Setiap tahunnya As-Syifa selalu mengadakan kegiatan Annual Performance Award, yang pada intinya memberikan penghargaan kepada Unit/Departemen terbaik, Guru/Musyrif terbaik, Staf terbaik hingga Operator terbaik sepanjang 1 tahun terakhir. Tepatnya tanggal 8 Januari 2024 pada saat apel pagi, saya mendapatkan "Bentuk" dalam wujud sebuah Piagam Penghargaan sebagai Staf Terbaik. Menjadi Staf Terbaik merupakan salah satu target Saya dalam bekerja diantara mimpi-mimpi lain. Dalam aktivitas apapun, target mesti menjadi hal yang fundamental karena dengan adanya target, destinasi yang kita tuju, jalannya menjadi lebih jelas dan terarah.
![]() |
| Penyerahan Piagam Penghargaan oleh Perwakilan Pengurus Yayasan As-Syifa Al-Khoeriyyah di Lapang Aula Mubarak, Subang (Senin, 8 Januari 2024) |
II. Bentuk dari Benturan Kedua
Ummu Fatahillah, seseorang yang sederhana, pekerja keras, optimistis dan tekun, yang pada saat ini sedang mendapat mandat mulia yaitu menjadi full time mom. Bagi Saya, Ummu Fatahillah tidak hanya sekedar full time mom biasa, namun dibalik itu, Ummu Fatahillah adalah seorang working mom karena memiliki usaha sendiri dengan brand IFM Hijabku (Islamic Fashion Muslim).

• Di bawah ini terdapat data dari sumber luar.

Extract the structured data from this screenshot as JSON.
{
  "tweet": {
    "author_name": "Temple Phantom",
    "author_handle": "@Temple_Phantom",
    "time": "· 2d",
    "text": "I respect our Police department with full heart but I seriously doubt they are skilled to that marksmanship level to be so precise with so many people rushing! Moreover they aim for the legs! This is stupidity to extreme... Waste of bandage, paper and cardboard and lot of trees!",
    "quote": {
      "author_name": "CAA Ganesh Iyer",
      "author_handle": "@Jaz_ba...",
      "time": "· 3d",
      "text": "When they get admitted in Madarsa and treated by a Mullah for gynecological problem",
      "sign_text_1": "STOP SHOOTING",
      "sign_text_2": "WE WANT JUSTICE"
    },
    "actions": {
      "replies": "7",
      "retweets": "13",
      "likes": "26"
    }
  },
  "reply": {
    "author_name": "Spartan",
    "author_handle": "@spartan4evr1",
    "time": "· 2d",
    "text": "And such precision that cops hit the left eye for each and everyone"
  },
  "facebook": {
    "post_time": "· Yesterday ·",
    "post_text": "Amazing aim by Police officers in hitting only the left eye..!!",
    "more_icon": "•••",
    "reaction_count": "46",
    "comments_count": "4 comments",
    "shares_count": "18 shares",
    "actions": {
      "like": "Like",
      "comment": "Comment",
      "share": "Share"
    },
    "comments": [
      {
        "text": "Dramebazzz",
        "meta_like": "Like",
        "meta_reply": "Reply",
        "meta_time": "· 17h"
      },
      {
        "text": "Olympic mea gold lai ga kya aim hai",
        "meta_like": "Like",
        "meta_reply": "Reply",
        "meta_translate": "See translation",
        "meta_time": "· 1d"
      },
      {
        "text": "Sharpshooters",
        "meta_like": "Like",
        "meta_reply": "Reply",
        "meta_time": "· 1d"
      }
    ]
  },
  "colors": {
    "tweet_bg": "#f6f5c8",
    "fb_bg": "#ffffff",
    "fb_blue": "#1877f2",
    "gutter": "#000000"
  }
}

Di Penghujung tahun 2023, Ummu Fatahillah mengikuti Kompetisi Perencanaan Bisnis yang digagas oleh Perkumpulan Organisasi Pengelola Zakat (POROZ) yang didalamnya terdapat tujuh Lembaga Amil Zakat (LAZ) dengan menggandeng Badan Amil Zakat Nasional (BAZNAS) RI. Maksud dari diadakannya kompetisi ini, supaya santri bisa menjadi pribadi yang mandiri dalam kegiatan ekonomi berbasis Syariah. Pendaftaran dibuka mulai tanggal 22 - 29 Desember 2023 dan Ummu Fatahillah merupakan peserta dari ratusan peserta yang menargetkan lolos Top Fifty untuk mendapatkan business training serta Uang Pembinaaan.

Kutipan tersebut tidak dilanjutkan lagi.